Just the thought of speaking before an audience makes many people get the jitters. They picture themselves standing in front of a hall populated by numerous eyes that stare back at them, and wonder how possible it would be for them to remain composed in such a situation. As far as they’re concerned, the “public speaking thing” isn’t for them.
The fear of delivering a talk or speech to an audience can, however, be conquered. It just takes some effort on the part of the would-be speakers to ready them for the stage. Whether you’re an introvert or an extrovert (some extroverts do have a phobia for making public speeches!) you can master the skills you need to successfully give a speech that captures your audience’s attention. Here are seven tips to help you do just this.
1. Prepare by practicing
It all begins here. If you’re going to be speaking to people on any topic or theme, you’ll have to be prepared for it. Draft the points you want to wrap the words of the speech around, and let them hit the target you intend to strike with the speech. Internalize what you have written, and learn to verbally reproduce the contents without constantly referring to the original script. It might not be easy at first, but if you keep at it, you’ll find that it will get easier to do with every new attempt. You can practice alone by pretending to give a speech to an imagined audience, or do so before an actual group, even if it’s a small one.
2. Know your audience
Knowing what kind of audience you’re speaking to will take off a lot of the pressure off you because you’ll know how to tailor the speech to suit them. That means you won’t have to be worried about what exactly to tell them or how to deliver the speech.
3. Be yourself
There’s the temptation for some people to practically assume a character other than their normal selves when giving a speech. This happens when they are overcome by the occasion. The tendency to ‘feign’ a character might not be conscious, but its effect is quite clearly seen- a real struggle to communicate with the audience. Instead of letting oneself get carried off into the dark path of acting out a different role on the big stage, resolve to be yourself, and to remain cool, calm and collected.
4. Think positively
Perhaps the biggest obstacle to delivering a good speech is the negative mind block. People believe (without really being conscious that they do) that there’s a greater chance of their speech going badly than there is of it being successfully delivered. Instead of thinking that you might falter while giving the speech, assure yourself that it will all go well. Positive thoughts generate positive energy; you can ride on the back of the good feeling generated by positive thoughts to give a speech that you’ll be proud of.
5. Use an attention grabbing opener
Don’t dump the topic on the audience and proceed on a dry lecture-like talk. Begin your speech with an interesting statistic, a story or a quote, just to disrupt the expectation of the audience that they’ll only be getting a regular speech. This will grab their attention and make them want to listen for more from you. Also, try to give them a good idea of where you’re going with your speech in the first few minutes, so they’ll stay with you as you go on.
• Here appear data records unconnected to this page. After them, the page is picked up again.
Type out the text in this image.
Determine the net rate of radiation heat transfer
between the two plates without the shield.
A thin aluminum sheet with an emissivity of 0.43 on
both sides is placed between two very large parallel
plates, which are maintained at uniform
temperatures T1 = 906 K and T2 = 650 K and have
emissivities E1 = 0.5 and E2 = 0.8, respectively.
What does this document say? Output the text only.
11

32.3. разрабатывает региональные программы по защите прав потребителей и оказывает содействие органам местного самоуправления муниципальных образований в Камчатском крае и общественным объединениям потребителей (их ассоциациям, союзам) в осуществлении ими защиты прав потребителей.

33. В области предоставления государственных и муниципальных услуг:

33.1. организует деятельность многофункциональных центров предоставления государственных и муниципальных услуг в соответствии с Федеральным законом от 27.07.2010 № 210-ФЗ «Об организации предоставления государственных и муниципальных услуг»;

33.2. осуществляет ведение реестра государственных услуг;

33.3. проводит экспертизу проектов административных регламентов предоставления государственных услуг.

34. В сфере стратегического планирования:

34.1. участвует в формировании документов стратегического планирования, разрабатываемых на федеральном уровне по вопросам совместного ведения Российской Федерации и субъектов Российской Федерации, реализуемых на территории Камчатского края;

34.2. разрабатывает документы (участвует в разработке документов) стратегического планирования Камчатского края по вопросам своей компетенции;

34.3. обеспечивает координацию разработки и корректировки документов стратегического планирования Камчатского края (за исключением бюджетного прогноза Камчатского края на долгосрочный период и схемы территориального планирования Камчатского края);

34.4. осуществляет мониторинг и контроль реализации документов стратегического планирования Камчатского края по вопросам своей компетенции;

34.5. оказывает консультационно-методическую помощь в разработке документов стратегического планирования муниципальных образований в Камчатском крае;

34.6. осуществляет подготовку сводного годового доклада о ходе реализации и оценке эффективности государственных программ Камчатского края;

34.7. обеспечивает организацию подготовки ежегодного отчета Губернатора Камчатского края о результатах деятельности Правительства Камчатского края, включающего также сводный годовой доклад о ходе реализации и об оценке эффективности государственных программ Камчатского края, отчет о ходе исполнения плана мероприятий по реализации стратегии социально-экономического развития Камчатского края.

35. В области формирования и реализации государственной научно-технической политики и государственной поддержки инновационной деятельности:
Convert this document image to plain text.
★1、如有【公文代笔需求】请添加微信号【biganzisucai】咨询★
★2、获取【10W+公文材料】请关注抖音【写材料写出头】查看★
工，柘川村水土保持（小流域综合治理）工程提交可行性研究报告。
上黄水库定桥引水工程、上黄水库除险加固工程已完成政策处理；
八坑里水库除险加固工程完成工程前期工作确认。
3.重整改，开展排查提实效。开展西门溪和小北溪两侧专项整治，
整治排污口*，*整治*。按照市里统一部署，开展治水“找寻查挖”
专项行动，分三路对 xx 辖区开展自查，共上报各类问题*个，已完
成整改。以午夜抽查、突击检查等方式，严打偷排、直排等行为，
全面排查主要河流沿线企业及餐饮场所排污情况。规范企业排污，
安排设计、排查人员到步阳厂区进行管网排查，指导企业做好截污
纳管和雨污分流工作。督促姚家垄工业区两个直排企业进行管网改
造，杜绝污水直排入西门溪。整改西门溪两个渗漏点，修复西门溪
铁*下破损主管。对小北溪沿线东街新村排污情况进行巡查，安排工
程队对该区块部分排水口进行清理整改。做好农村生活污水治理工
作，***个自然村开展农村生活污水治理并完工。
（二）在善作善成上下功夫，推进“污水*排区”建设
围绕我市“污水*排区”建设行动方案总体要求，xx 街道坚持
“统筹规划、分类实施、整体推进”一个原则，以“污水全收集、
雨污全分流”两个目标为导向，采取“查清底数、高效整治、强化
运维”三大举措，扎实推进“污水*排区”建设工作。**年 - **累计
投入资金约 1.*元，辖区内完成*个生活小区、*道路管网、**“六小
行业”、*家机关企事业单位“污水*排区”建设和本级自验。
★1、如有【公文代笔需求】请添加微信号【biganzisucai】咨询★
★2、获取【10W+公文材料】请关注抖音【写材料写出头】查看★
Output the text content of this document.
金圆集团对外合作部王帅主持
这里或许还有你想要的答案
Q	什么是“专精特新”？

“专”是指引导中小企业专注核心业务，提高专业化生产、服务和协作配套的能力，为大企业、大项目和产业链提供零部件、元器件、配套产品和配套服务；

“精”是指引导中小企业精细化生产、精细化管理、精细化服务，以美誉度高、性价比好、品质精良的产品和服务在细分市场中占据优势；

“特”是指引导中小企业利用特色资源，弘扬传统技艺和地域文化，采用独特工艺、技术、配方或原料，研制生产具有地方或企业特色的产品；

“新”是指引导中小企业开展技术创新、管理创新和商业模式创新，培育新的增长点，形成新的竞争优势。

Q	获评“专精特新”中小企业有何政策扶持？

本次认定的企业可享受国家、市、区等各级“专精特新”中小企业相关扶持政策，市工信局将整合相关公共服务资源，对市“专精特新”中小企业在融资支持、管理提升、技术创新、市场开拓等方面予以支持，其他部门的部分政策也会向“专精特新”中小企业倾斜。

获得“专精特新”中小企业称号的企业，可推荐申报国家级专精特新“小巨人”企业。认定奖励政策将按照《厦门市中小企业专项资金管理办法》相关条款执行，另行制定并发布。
6. Mind your body language
Your body language says a lot about your state of mind and how confident you are in yourself- and your audience can tell this. Fidgeting and jittery behavior will be seen as evidence that you’re probably not cut out for the speech you’re trying to deliver, so you need to take care to not show this. Take note of your usual behavior when you feel tensed up, and work to eliminate gestures and postures which might be considered awkward in a speech-giving scenario. Stand straight, smile, accompany your speech with gestures to make it lively, and walk around the stage as you speak instead of standing behind the podium.
7. Engage your audience
Your speech shouldn’t be a one-way traffic, with you as the only one truly involved. Get the audience in on it; engage them by asking questions and speaking in a manner that suggests they’re part of the whole activity. Engagement makes you feel less isolated as a speaker, and also gives the audience the idea that you’re being authentic.